# diverse nervige Geräusche am PC, Netzteil der Schuldige?



## strgee (19. März 2013)

*diverse nervige Geräusche am PC, Netzteil der Schuldige?*

Guten Abend liebes PCGH-Forum.

Und zwar habe ich seit längerer Zeit ein Problem das mich immer mehr stört.
Habe ein Netzteil das ein leises aber doch nervendes fiepsen von sich gibt,
wenn ich dann unter Last die Maus bewege gibt das Mainboard dann ein fiepsen dass schon eher einem piepsen gleicht.
Ebenfall fängt es bei Festplattenzugriffen etc. an zu krächtzen ( hoffe/denke ihr wisst welche Art von Geräuschen ich meine )

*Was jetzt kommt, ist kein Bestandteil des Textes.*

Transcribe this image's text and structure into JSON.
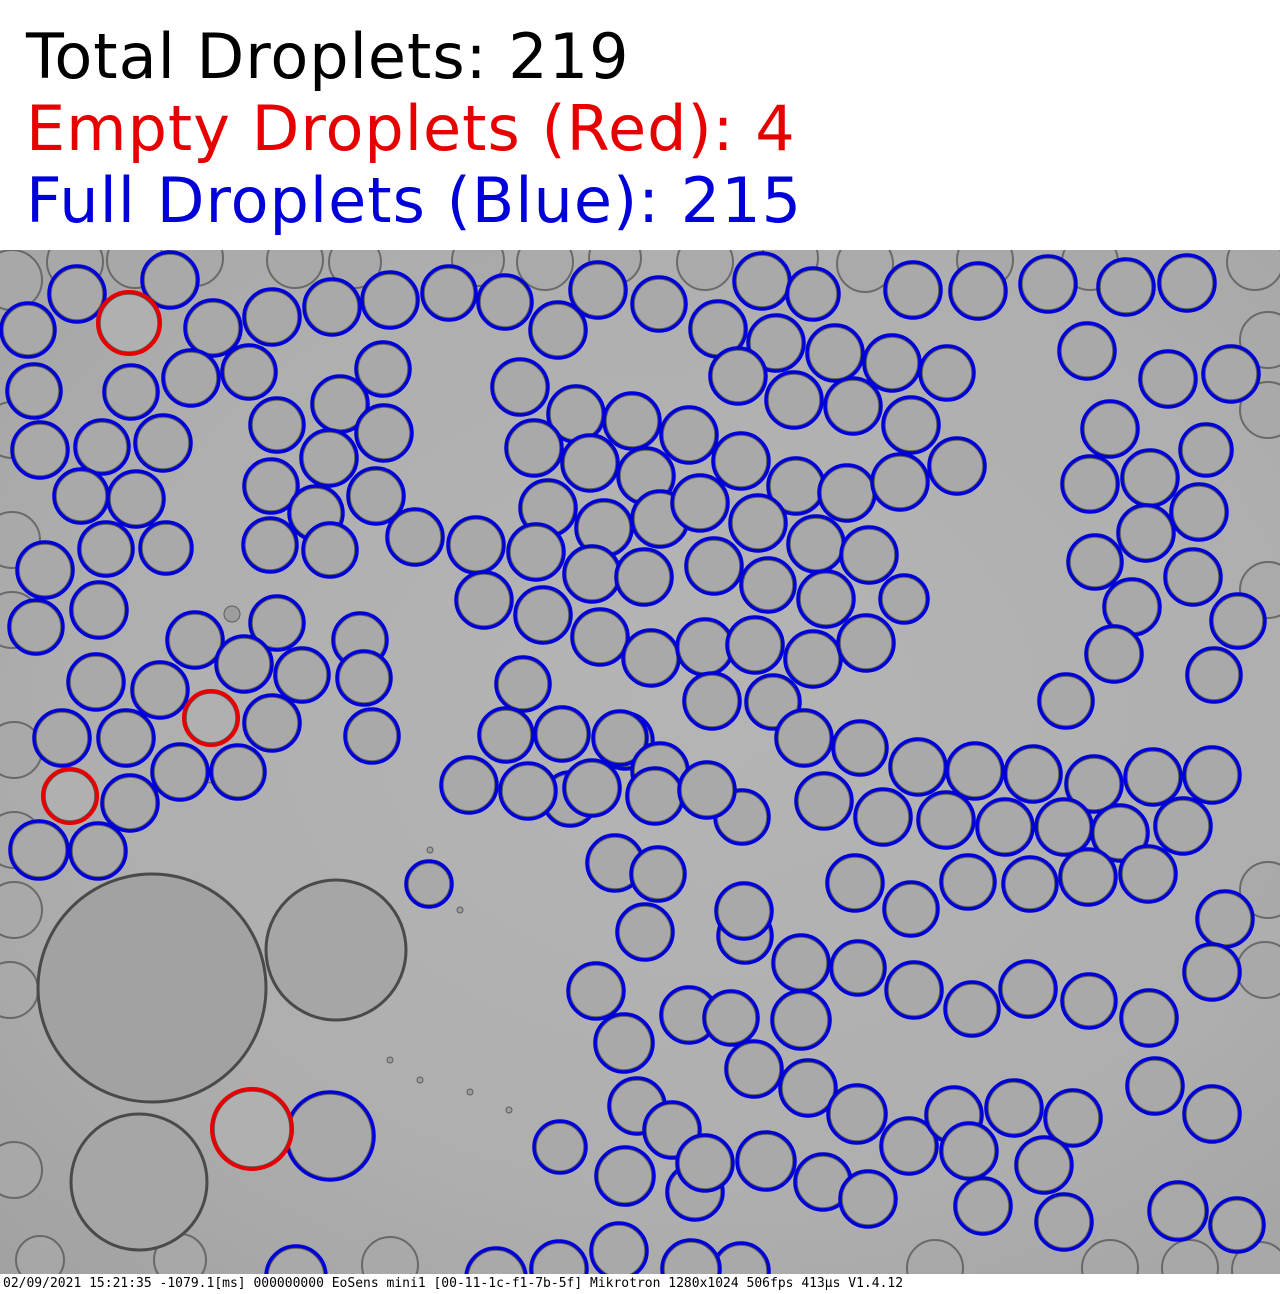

Jetzt habe ich im MSI-Forum gelesen dass mehrer Benutzer das Problem durch ein neues/stärkeres Netzteil in den Griff bekommen haben.
Das ganze tritt nur bei aktiviertem C-State auf, mit deaktiviertem C-State sind die Geräusche des Mainboards auch weg, NT fiepst nachwievor.
Ebenfalls durch fixen Vcore, den ich aber auch nicht gebrauchen kann lässt es sich unterbinden...
Ist natürlich nur nicht Sinn der Sache dass der PC mehr verbraucht nur damit die Geräusche weg sind.

So nun stellt sich mir die Frage:
Beim bequiet versuchen von der Garantie gebrauch zu machen? (Obwohl Piepsen ja normal kein Garantie grund ist oder?!)
Das MB versuchen als Garantiefall zurück zu schicken? (Wäre natürlich ebenfalls mit Ausfall des Rechners verbunden...)
Neues(stärkeres/qualitativeres) NT kaufen?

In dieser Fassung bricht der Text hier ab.